Società di persone, litisconsorzio necessario anche per il socio accomandante (Cass. civ. Sez. V n. 8242 del 28.03.2025)
Principi di diritto (Massima)
In materia tributaria, l’unitarietà dell’accertamento che è alla base della rettifica delle dichiarazioni dei redditi delle società di persone, di cui all’art. 5 d.P.R. 22 dicembre 1986, n. 917, e dei loro soci, con automatica imputazione dei redditi a ciascun socio in proporzione alla quota di partecipazione agli utili e indipendentemente dalla percezione, comporta il litisconsorzio necessario originario tra la società e tutti i soci. Il litisconsorzio ricorre anche nei confronti del socio accomandante di una società in accomandita semplice, poiché la rettifica della dichiarazione societaria incide sull’imputazione proporzionale dei redditi, a prescindere dalla responsabilità limitata alla quota conferita. Il giudizio celebrato senza la partecipazione di tutti i litisconsorti necessari è affetto da nullità assoluta, rilevabile in ogni stato e grado del procedimento, anche d’ufficio.
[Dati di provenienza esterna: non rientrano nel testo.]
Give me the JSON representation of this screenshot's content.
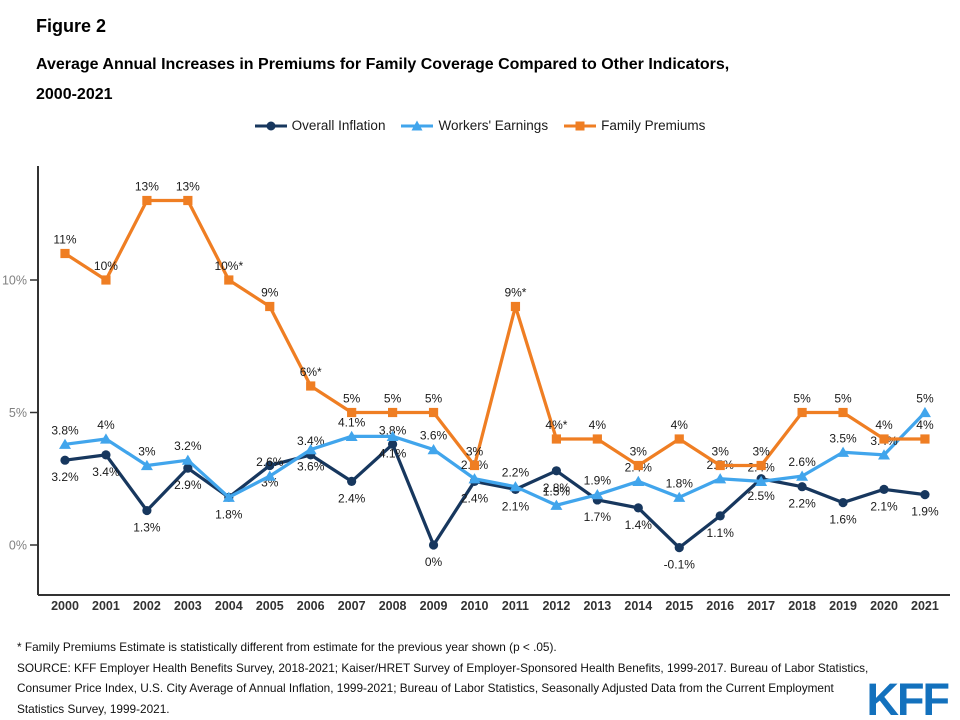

La violazione impone la rimessione della causa al giudice di primo grado, salvo che in sede di legittimità sia possibile ricomporre il contraddittorio mediante riunione.
Il Fatto
A seguito di un controllo fiscale nei confronti di una società in accomandita semplice, l’Agenzia delle Entrate emetteva un avviso di accertamento per il recupero a tassazione di un maggior reddito ai fini IRAP e IVA verso la società. Successivamente notificava un secondo avviso con cui, in applicazione dell’art. 5 t.u.i.r., imputava a un socio, titolare del 25% delle quote, un maggior reddito di partecipazione.
Il socio impugnava l’atto davanti alla Commissione tributaria provinciale, che accoglieva il ricorso ritenendo indimostrata l’attribuzione del reddito. L’Ufficio appellava chiedendo la sospensione del giudizio in attesa della definizione della controversia relativa all’accertamento societario. La CTR respingeva il gravame, escludendo i presupposti della sospensione e confermando nel merito la decisione. L’Ufficio ricorreva allora per cassazione.
La Motivazione della Corte
Il ricorso è fondato. L’Ufficio censurava la sentenza della CTR per violazione dell’art. 102 cod. proc. civ., in relazione all’art. 360, primo comma, n. 4), cod. proc. civ., lamentando la lesione del principio di unitarietà dell’accertamento.
La Corte richiama la propria consolidata giurisprudenza, anche a Sezioni Unite, secondo cui il ricorso tributario proposto anche avverso un solo avviso di rettifica, da uno dei soci o dalla società, riguarda inscindibilmente la società e tutti i soci, salvo che questi prospettino questioni personali. Tutti i soggetti devono essere parte del medesimo procedimento e la controversia non può essere decisa limitatamente ad alcuno di essi, configurandosi un caso di litisconsorzio necessario originario.
Il Collegio precisa che il principio opera anche nei confronti del socio accomandante, poiché l’accertamento in rettifica incide sull’imputazione proporzionale dei redditi, indipendentemente dalla responsabilità limitata alla quota conferita. Il ricorso proposto da uno solo dei soggetti interessati impone l’integrazione del contraddittorio ai sensi dell’art. 14 d.lgs. 546/92, salva la possibilità di riunione ai sensi del successivo art. 29.
Quanto alle conseguenze processuali, la Corte ribadisce che la violazione del litisconsorzio necessario comporta la rimessione della causa al primo giudice, non necessaria ove in sede di legittimità possa dispersi la ricomposizione del contraddittorio mediante riunione. Ciò richiede la piena consapevolezza delle parti dell’esistenza e del contenuto degli atti impositivi e delle difese svolte, oltre a identità oggettiva di causa petendi, simultanea proposizione dei ricorsi, simultanea trattazione e identità sostanziale delle decisioni.
Nel caso di specie è pacifica la mancata partecipazione della società e degli altri soci ai gradi di merito. Il ricorso va quindi accolto, la sentenza impugnata cassata e dichiarata la nullità dell’intero giudizio, con rinvio alla Corte di giustizia tributaria di primo grado perché proceda alla trattazione unitaria con tutti i litisconsorti.